E como Quique tem sido sempre elegante nas suas atitudes e declarações (não é habitual, por exemplo, ver o treinador de um dos grandes a elogiar o trabalho de um rival quando a maioria dos próprios adeptos fazia o contrário), estava apostado em escolher outros temas. O homem merecia um descanso...

Mas, tal como sucede com quase todos nós em relação ao desejo de ganhar o Euromilhões, fiquei pelas intenções. E eis que aqui estou, pela enésima vez, disposto a escrever sobre Quique Flores. Mas, ao invés do que se poderia pensar, não foi a derrota com o Vitória de Guimarães que levou a este volte-face. A análise do espanhol, no final de encontro, é que me deixou de boca aberta.

O senhor disse, não uma vez mas várias, que o Benfica fez uma boa primeira parte. Em seu entender a essa prestação de qualidade só terão faltado os golos. Eu, depois de ver os resumos em mais que um canal televisivo, acrescentaria que os golos até poderiam ter aparecido caso a equipa tivesse criado oportunidades. Só que eu não as vi. Nem eu, nem provavelmente ninguém.
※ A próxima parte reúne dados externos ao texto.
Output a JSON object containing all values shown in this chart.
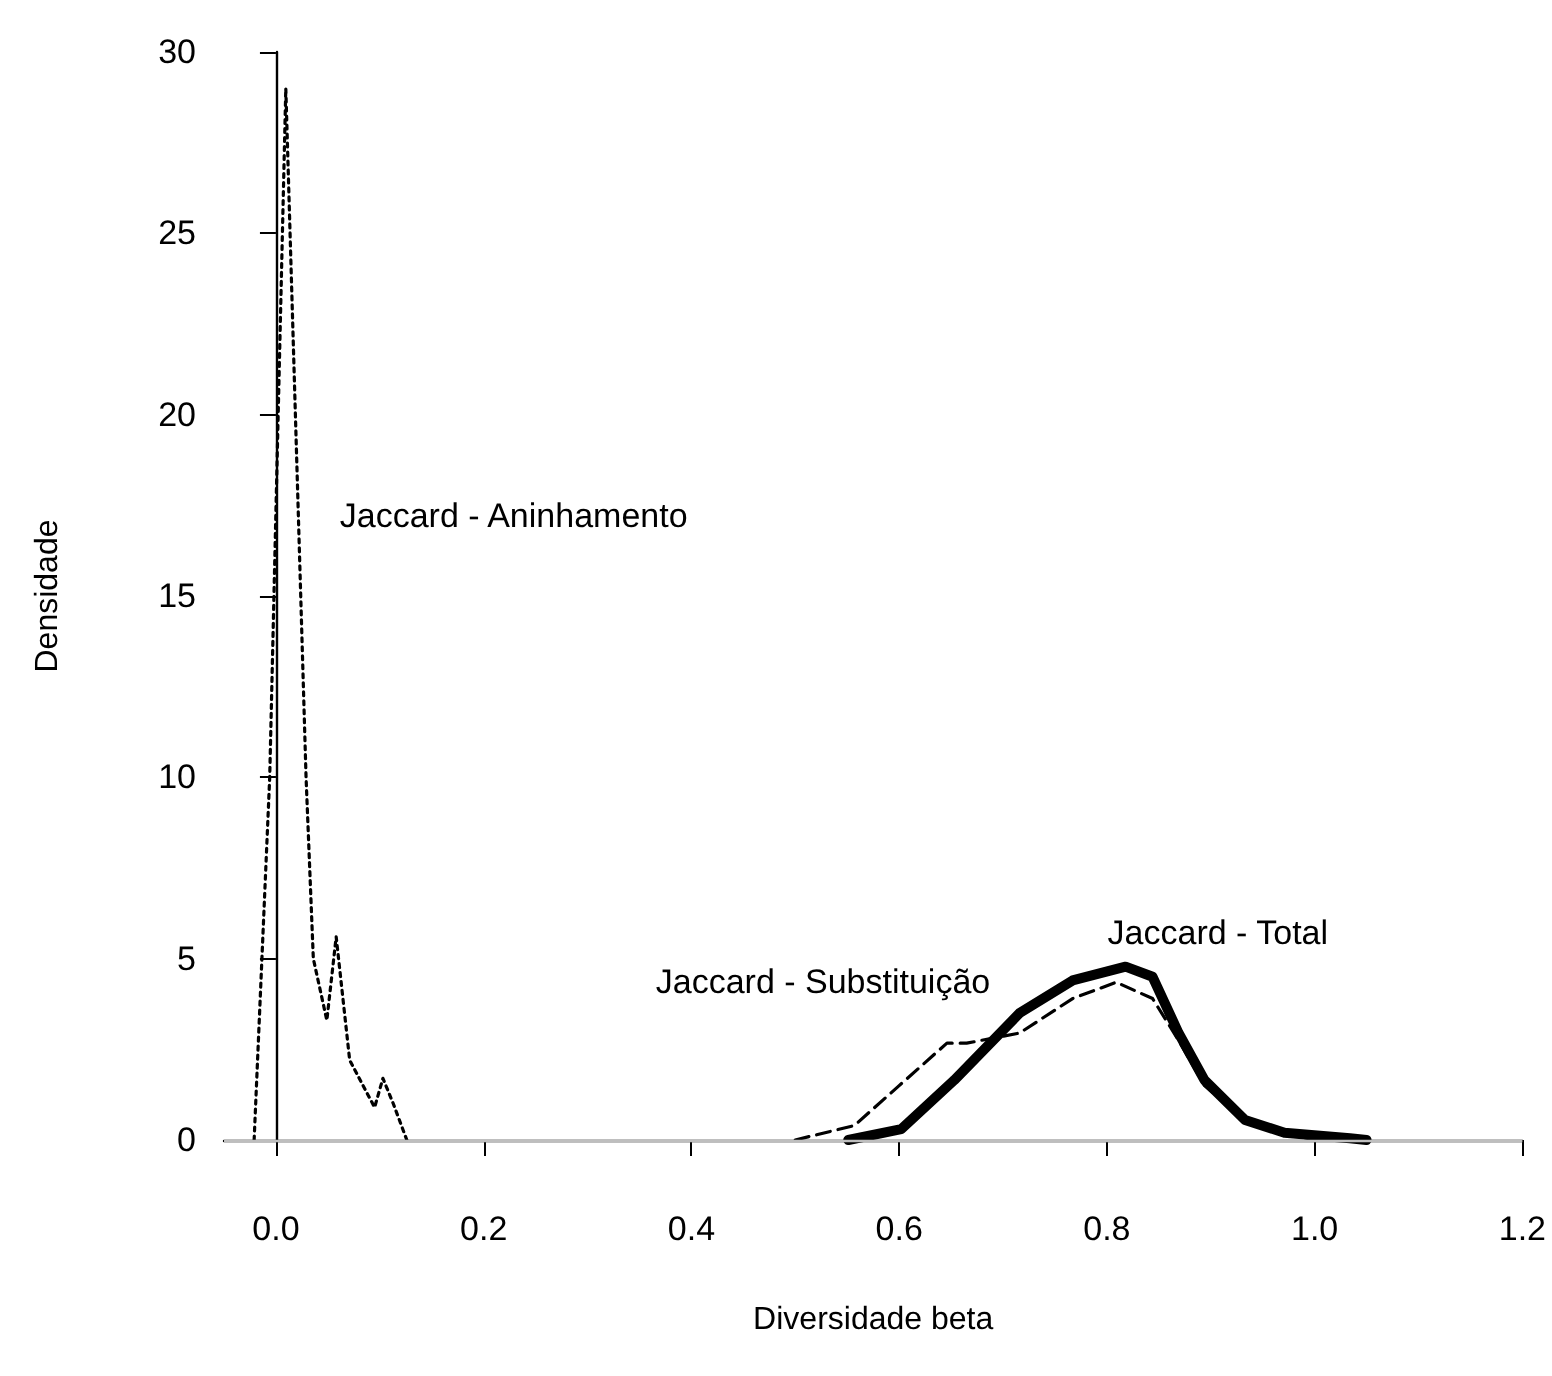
{
  "chart_data": {
    "type": "line",
    "xlabel": "Diversidade beta",
    "ylabel": "Densidade",
    "xlim": [
      -0.05,
      1.2
    ],
    "xticks": [
      {
        "value": 0,
        "label": "0.0"
      },
      0.2,
      0.4,
      0.6,
      0.8,
      {
        "value": 1,
        "label": "1.0"
      },
      1.2
    ],
    "ylim": [
      0,
      30
    ],
    "yticks": [
      0,
      5,
      10,
      15,
      20,
      25,
      30
    ],
    "grid": false,
    "legend": false,
    "marker": "none",
    "ref_lines": [
      {
        "axis": "y",
        "value": 0,
        "color": "#bebebe"
      }
    ],
    "series": [
      {
        "name": "Jaccard - Aninhamento",
        "color": "#000000",
        "line_style": "dotted",
        "x": [
          -0.021,
          -0.006,
          0.0095,
          0.029,
          0.036,
          0.049,
          0.058,
          0.071,
          0.095,
          0.103,
          0.113,
          0.126
        ],
        "values": [
          0,
          10,
          29,
          10,
          5,
          3.3,
          5.6,
          2.2,
          0.9,
          1.7,
          1,
          0
        ]
      },
      {
        "name": "Jaccard - Substituição",
        "color": "#000000",
        "line_style": "dashed",
        "x": [
          0.5,
          0.557,
          0.6,
          0.646,
          0.665,
          0.716,
          0.767,
          0.809,
          0.844,
          0.869,
          0.894,
          0.933,
          0.971,
          1.0
        ],
        "values": [
          0,
          0.4,
          1.5,
          2.67,
          2.67,
          2.95,
          3.9,
          4.35,
          3.9,
          2.75,
          1.5,
          0.55,
          0.2,
          0
        ]
      },
      {
        "name": "Jaccard - Total",
        "color": "#000000",
        "line_style": "solid",
        "x": [
          0.551,
          0.602,
          0.653,
          0.716,
          0.767,
          0.818,
          0.844,
          0.869,
          0.894,
          0.933,
          0.971,
          1.034,
          1.05
        ],
        "values": [
          0,
          0.3,
          1.65,
          3.5,
          4.4,
          4.78,
          4.5,
          2.95,
          1.65,
          0.55,
          0.2,
          0.05,
          0
        ]
      }
    ]
  }
}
A primeira derrota caseira na Liga não abalou só jogadores e adeptos. O técnico, decididamente, perdeu-se em quase tudo o que disse após os 90 minutos. Considerou, por exemplo, ser um milagre a equipa estar a apenas 2 pontos do FC Porto e que os assobios aquando da troca de Cardozo por Nuno Gomes não eram para ele.

Como é que um treinador fala na possibilidade da sua equipa ainda chegar ao título, ao mesmo tempo que considera ser milagre ter apenas 2 pontos de atraso? Como é que um treinador, num jogo em casa e com o resultado 0-0 na segunda parte, pretende forçar o ataque e em vez de apostar num sistema com dois verdadeiros avançados opta por fazer uma troca directa, retirando da partida o melhor marcador do conjunto?

Em suma: Quique tem as suas ideias e não parece disposto a mudá-las, recusando-se a ver o que está à vista de todos. Até agora, o mau futebol da equipa era atenuado com os resultados. O problema é que os "acidentes" - como lhes chamou no sábado - estão a surgir com maior regularidade. E na classificação, as águias já estão em terceiro. Fora do acesso à Liga dos Campeões.

PS - O facto do golo do Vitória poder ter sido obtido em posição irregular não é suficiente para ilibar Quique: o Benfica jogou mal (mais uma vez) e o técnico voltou a cometer uma série de erros. Mais que o árbitro...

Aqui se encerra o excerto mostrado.